Do que se ensaiou demonstrar, temos para nós, que uma condição de punibilidade, tanto objectiva de punibilidade como de exclusão de punibilidade, aliás na esteira do ensinamento que deixamos expresso supra, de Roxin, só podem ter como efeito a aplicabilidade ou inaplicabilidade imediata da sanção penal contida na norma incriminadora a que ela se encontra aposta. Se ela poder vir a ter como efeito, ou a prossecução do processo, no caso da verificação da condição (que no caso dos que defendem que se trata de uma condição de exclusão de punibilidade, e por isso haveria que notificar o arguido para que ele tivesse oportunidade de a cumprir, se cumpriria com a omissão do arguido em satisfazer (positivamente) o conteúdo da notificação) ou o arquivamento, caso o incriminado satisfizesse a mencionada condição, a condição deixa de ser de punibilidade para passar a ser de procedibilidade.
E se assim é, a pergunta parece-nos pertinente.
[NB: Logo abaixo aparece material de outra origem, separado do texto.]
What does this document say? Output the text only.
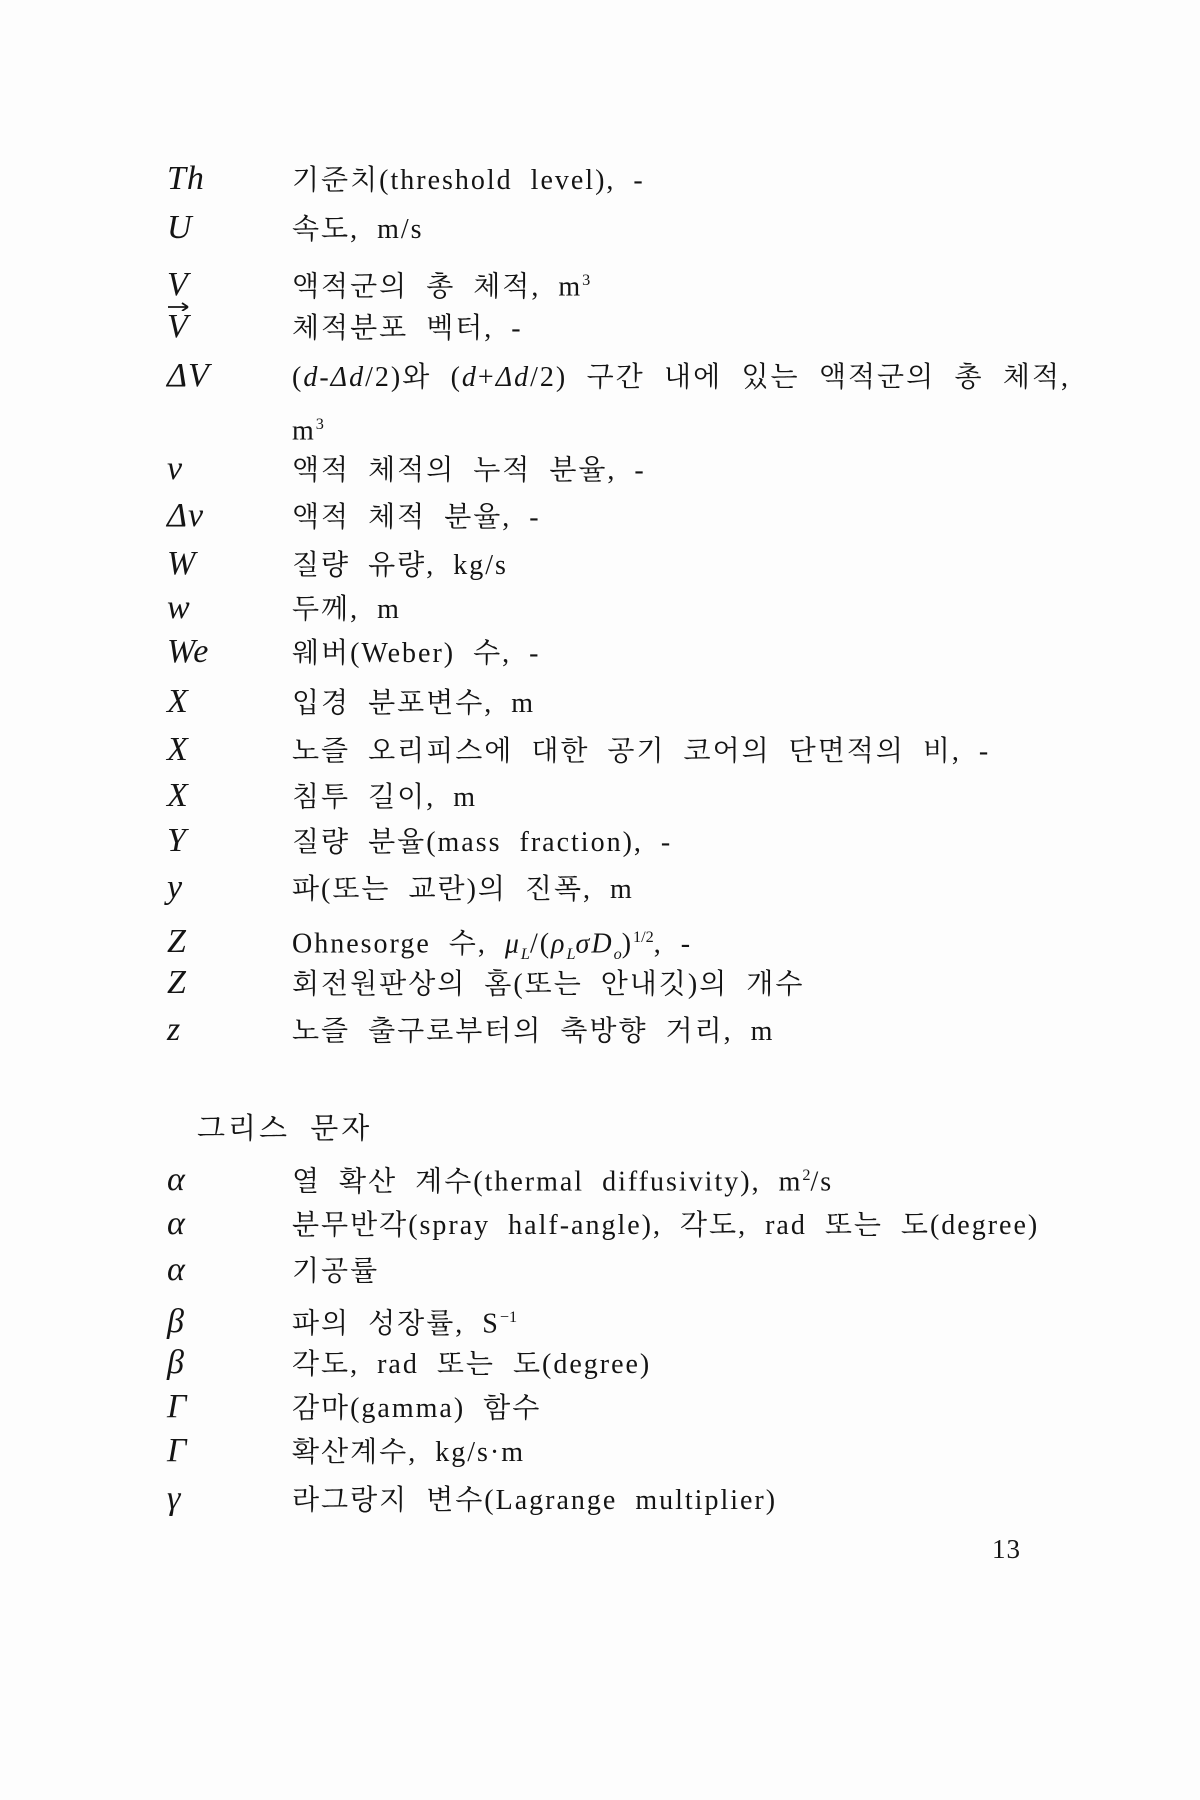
Th	기준치(threshold level), -
U	속도, m/s
V	액적군의 총 체적, $m^3$
V	체적분포 벡터, -
ΔV	(d-Δd/2)와 (d+Δd/2) 구간 내에 있는 액적군의 총 체적, $m^3$
v	액적 체적의 누적 분율, -
Δv	액적 체적 분율, -
W	질량 유량, kg/s
w	두께, m
We	웨버(Weber) 수, -
X	입경 분포변수, m
X	노즐 오리피스에 대한 공기 코어의 단면적의 비, -
X	침투 길이, m
Y	질량 분율(mass fraction), -
y	파(또는 교란)의 진폭, m
Z	Ohnesorge 수, $\mu_L/(\rho_L\sigma D_o)^{1/2}$, -
Z	회전원판상의 홈(또는 안내깃)의 개수
z	노즐 출구로부터의 축방향 거리, m
그리스 문자
α	열 확산 계수(thermal diffusivity), $m^2/s$
α	분무반각(spray half-angle), 각도, rad 또는 도(degree)
α	기공률
β	파의 성장률, $S^{-1}$
β	각도, rad 또는 도(degree)
Γ	감마(gamma) 함수
Γ	확산계수, kg/s·m
γ	라그랑지 변수(Lagrange multiplier)
13
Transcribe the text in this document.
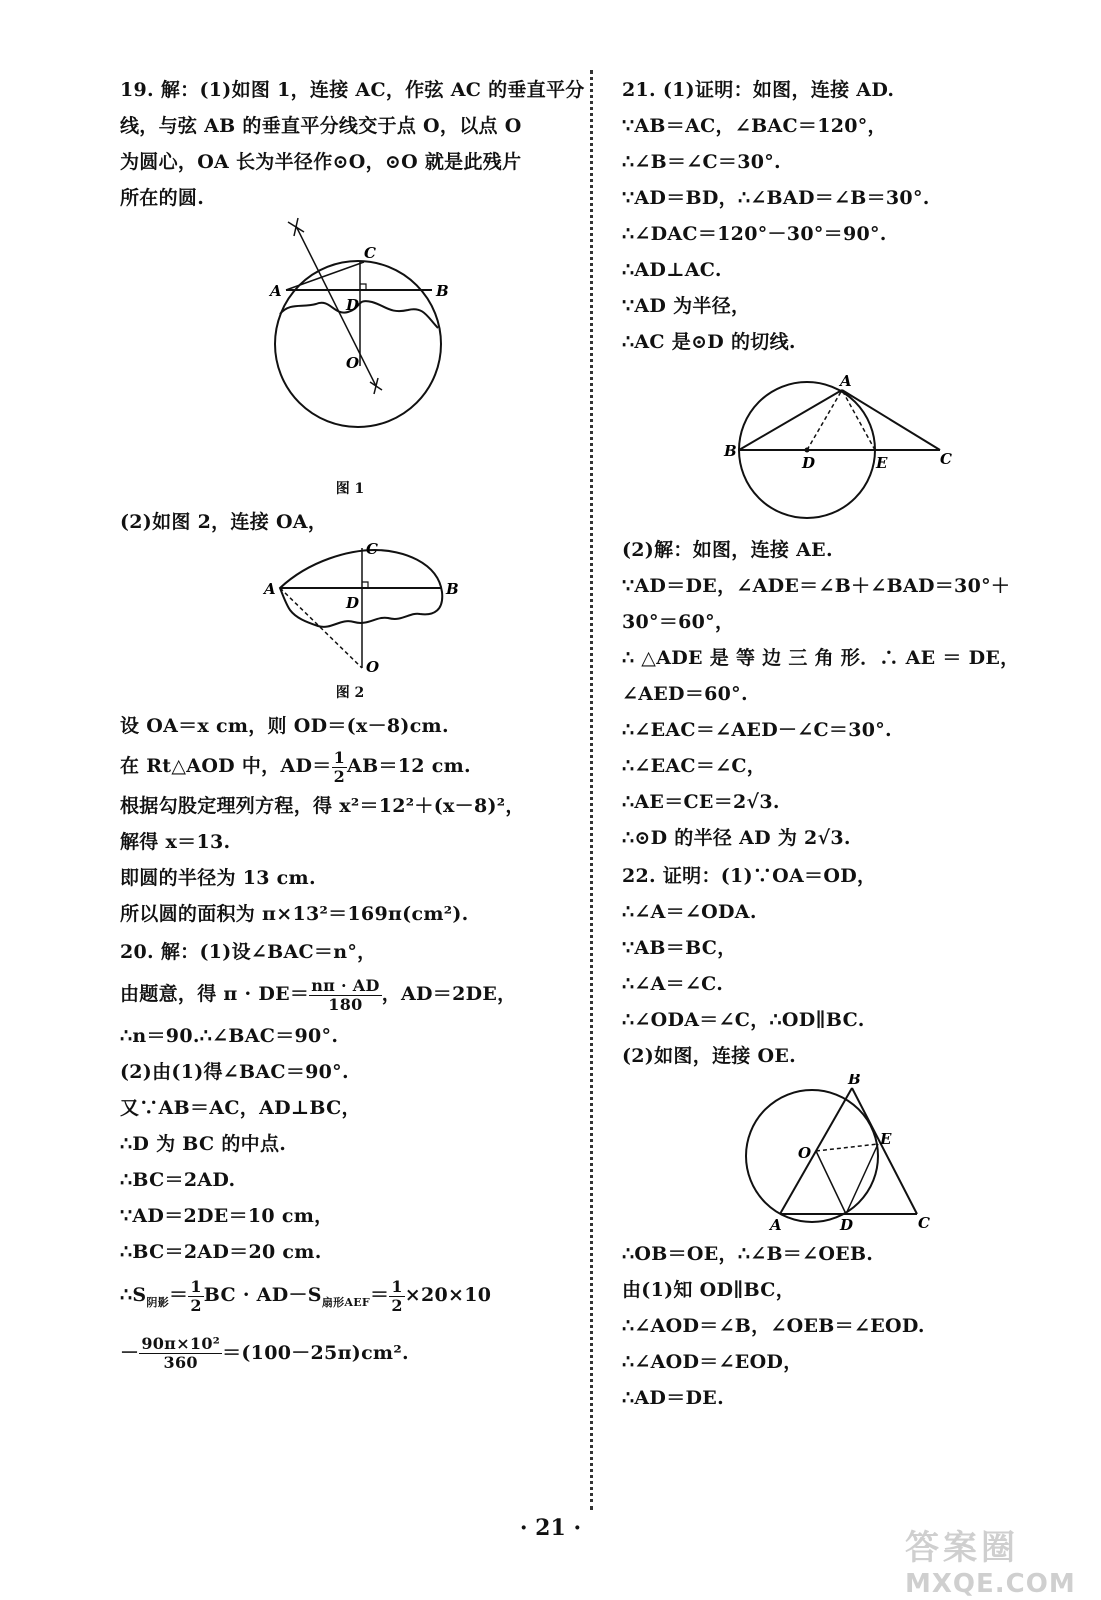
19. 解：(1)如图 1，连接 AC，作弦 AC 的垂直平分
线，与弦 AB 的垂直平分线交于点 O，以点 O
为圆心，OA 长为半径作⊙O，⊙O 就是此残片
所在的圆.
A	B
C
D
O
图 1
(2)如图 2，连接 OA，
A	B
C
D
O
图 2
设 OA＝x cm，则 OD＝(x－8)cm.
在 Rt△AOD 中，$AD= \frac{1}{2} AB=12$ cm.
根据勾股定理列方程，得 x²＝12²＋(x－8)²，
解得 x＝13.
即圆的半径为 13 cm.
所以圆的面积为 π×13²＝169π(cm²).
20. 解：(1)设∠BAC＝n°，
由题意，得 $\pi \cdot DE= \frac{n\pi \cdot AD}{180}$ ，AD＝2DE，
∴n＝90.∴∠BAC＝90°.
(2)由(1)得∠BAC＝90°.
又∵AB＝AC，AD⊥BC，
∴D 为 BC 的中点.
∴BC＝2AD.
∵AD＝2DE＝10 cm，
∴BC＝2AD＝20 cm.
$\therefore S_{阴影}= \frac{1}{2}$ BC · $AD-S_{扇形AEF}= \frac{1}{2} \times 20\times 10$
－ $\frac{\text{90π×10²}}{360} =(100-25\pi)cm^2$.
21. (1)证明：如图，连接 AD.
∵AB＝AC，∠BAC＝120°，
∴∠B＝∠C＝30°.
∵AD＝BD，∴∠BAD＝∠B＝30°.
∴∠DAC＝120°－30°＝90°.
∴AD⊥AC.
∵AD 为半径，
∴AC 是⊙D 的切线.
A
B	C
D	E
(2)解：如图，连接 AE.
∵AD＝DE，∠ADE＝∠B＋∠BAD＝30°＋
30°＝60°，
∴ △ADE 是 等 边 三 角 形．∴ AE ＝ DE，
∠AED＝60°.
∴∠EAC＝∠AED－∠C＝30°.
∴∠EAC＝∠C，
∴AE＝CE＝2√3.
∴⊙D 的半径 AD 为 2√3.
22. 证明：(1)∵OA＝OD，
∴∠A＝∠ODA.
∵AB＝BC，
∴∠A＝∠C.
∴∠ODA＝∠C，∴OD∥BC.
(2)如图，连接 OE.
B
O
E
A	D	C
∴OB＝OE，∴∠B＝∠OEB.
由(1)知 OD∥BC，
∴∠AOD＝∠B，∠OEB＝∠EOD.
∴∠AOD＝∠EOD，
∴AD＝DE.
· 21 ·	答案圈
MXQE.COM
Será que o legislador se equivocou e quis fazer depender a punibilidade do crime de abuso de confiança fiscal da verificação de uma condição e afinal o que tinha em mente era suspender os processos pendentes e que, para estes, a condição que ele de forma inequívoca apelidou de punibilidade, não seria de punibilidade mas de procedibilidade, porque dela decorreria, necessariamente a suspensão do processo e, conforme os casos, o seu prosseguimento ou o arquivamento? Ou o que legislador quis foi efectivamente fazer depender a perfeição do ilicito típico encastoado no nº1 do artigo 105º do RGIT da verificação da condição agora aposta e, porque assim o quis não podia ignorar que a falta de uma condição objectiva de punibilidade ou de exclusão de punibilidade importaria na impossibilidade da aplicação de uma sanção penal e despenalizou as condutas cuja apreciação ainda estivesse em curso?
Com todo o respeito pelas posições que defendem posição adversa não queremos crer que o legislador ignorasse as consequências que adviriam da aposição de uma condição de punibilidade, positiva ou negativa, e quais aquelas que adviriam de uma medida que conduziria à suspensão do processo e as consequências daí decorrentes. Em nosso juízo o legislador quis impor uma condição de punibilidade e como tal afastou a possibilidade de punição para os casos pendentes. Poderia ter colocado uma norma transitória que desse uma solução em resultado da condição imposta, mas não. O legislador foi claro em dizer que só punível, pela afirmativa, e não pela negativa, o que como diz Roxin não seria significativo, dado que queda excluída a punibilidade, tanto fazendo que o arguido prove a maledicência do contexto difamatório como provando a verdade dos factos imputados. O resultado, seria sempre o mesmo, ausência de um pressuposto ou condição de que dependeria a aplicação de uma pena.
Ainda que de forma perfunctória, e só porque já vimos a sua referência feito algures, não enjeitaremos a possibilidade de deixar expressa a nossa opinião relativamente á hipótese de a nova condição poder ser compreendida como elemento negativo do tipo de ilicito.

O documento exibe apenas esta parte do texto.